I feel as though the reality of Life -- the divine life of God's intent, my life's singular passion and pursuit -- dangles over my head, inches away. Its weight is so immense that although I am separated from it by space, I can feel it as one can feel the heat from a fire standing many feet away. Just the feeling of its immensity, of its significance, of its worth so close to me is beyond my ability to bear.
I find myself in a familiar predicament. On my spirit man's tongue I sense a sour flavor as one might imagine how a food item tastes seconds before it is in his mouth. It is the place where one stands on the precipice of surrender. His feet remain on familiar spiritual ground - the ground that though once was a steep, seemingly insurmountable mountain has become nothing more than an infinite plateau.
There is only one way off the plateau. It is not rolling up one's sleeves and attempting to climb higher; there is nothing to climb. Only a precipice. All that is to be seen below is mist; he does not know where or whether he will land.
But what will he do? In the very fiber of his being is this force that has inexplicably driven him onward through years and tears, through evils within and evils without, through joys and pains, through trials and flames. It was this burning force that corralled him through the deserts, drug him through the valleys, and pushed up the cliffs until finally he was driven to this place.
It's different this time. It's different because there are no more steps to be taken. Even if he decided to drudge on, there is no ground upon which to tread -- there are no footholds, no dunes, no steep rock faces. There is nothing.
What does one whose basest inclination, whose life's essence is movement -- what does he do when he reaches the end of road? He would go anywhere, scale any wall, climb any mountain, cross any bridge, drudge through the deepest swamp, walk through an ocean of desert -- but there is nothing. Only a cliff.

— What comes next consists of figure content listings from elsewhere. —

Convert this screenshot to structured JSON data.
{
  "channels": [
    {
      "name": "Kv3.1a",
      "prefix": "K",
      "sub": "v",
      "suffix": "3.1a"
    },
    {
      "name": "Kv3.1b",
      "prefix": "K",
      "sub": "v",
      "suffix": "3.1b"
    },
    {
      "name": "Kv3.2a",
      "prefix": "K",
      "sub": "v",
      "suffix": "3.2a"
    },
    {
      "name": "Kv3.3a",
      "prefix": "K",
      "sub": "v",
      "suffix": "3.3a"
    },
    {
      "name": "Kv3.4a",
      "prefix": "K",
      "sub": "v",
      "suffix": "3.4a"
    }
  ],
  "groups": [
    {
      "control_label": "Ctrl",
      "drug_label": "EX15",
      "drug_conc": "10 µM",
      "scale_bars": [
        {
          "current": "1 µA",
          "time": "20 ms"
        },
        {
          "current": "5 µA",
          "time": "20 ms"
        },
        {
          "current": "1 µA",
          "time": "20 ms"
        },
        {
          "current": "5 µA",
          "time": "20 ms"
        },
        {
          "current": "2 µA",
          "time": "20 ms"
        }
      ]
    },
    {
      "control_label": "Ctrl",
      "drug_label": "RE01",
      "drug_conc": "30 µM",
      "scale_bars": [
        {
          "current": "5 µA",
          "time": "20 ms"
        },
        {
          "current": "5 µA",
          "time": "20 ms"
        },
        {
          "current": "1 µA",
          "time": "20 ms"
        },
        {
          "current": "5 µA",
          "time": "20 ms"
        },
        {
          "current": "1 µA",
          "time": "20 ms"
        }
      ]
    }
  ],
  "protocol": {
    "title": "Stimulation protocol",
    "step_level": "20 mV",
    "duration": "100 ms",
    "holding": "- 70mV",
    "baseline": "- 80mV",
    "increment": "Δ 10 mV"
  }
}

He knows the answer before the thought is even articulate in his mind. There are but two options: stop, or jump. He cannot stop. Stopping is a joke of an action. To stop is to contradict all that he has come to be. He could not stop if he tried. No, he must jump.
Still, he cannot help but take a moment to process the implications of this decision before he takes the plunge. To jump is to leave familiarity completely. It is a paradigm shift on his journey. He has come to the place where steps no longer suffice. He has been brought to the place where he will no longer be able to control his pace, his trajectory, or his routine. There is nothing to be known about the new journey before he jumps. There is no preparation for it, no insight. To leave this cliff is to leave any inkling of control, any semblance of logical certainty, forever.
But he must jump. As he inches toward the cliff, he begins to feel as though this jump will somehow take him higher. He dreams that it will take him where he has heretofore been unable to go. He dares to imagine that he will somehow be carried even farther than he had ever hoped, blissfully plummeting into a destiny yet unknown, into territory yet unoccupied, into lands yet uncharted.
He thinks of his heroes in the journey. Could this be the place they jumped? Or had he finally made it to a place even they had not yet been? Something tells him, "Not yet." But on he goes, unable to do anything but yield to the fire inside that will not allow him even to slow down. O that he would reach the end, having given all he had and more, having blazed a trail for many to follow!
He leaps. His figure fades into the mist. Time will tell the world where his leap has taken him; but as he falls, he smiles, feeling as though he may as well have already arrived.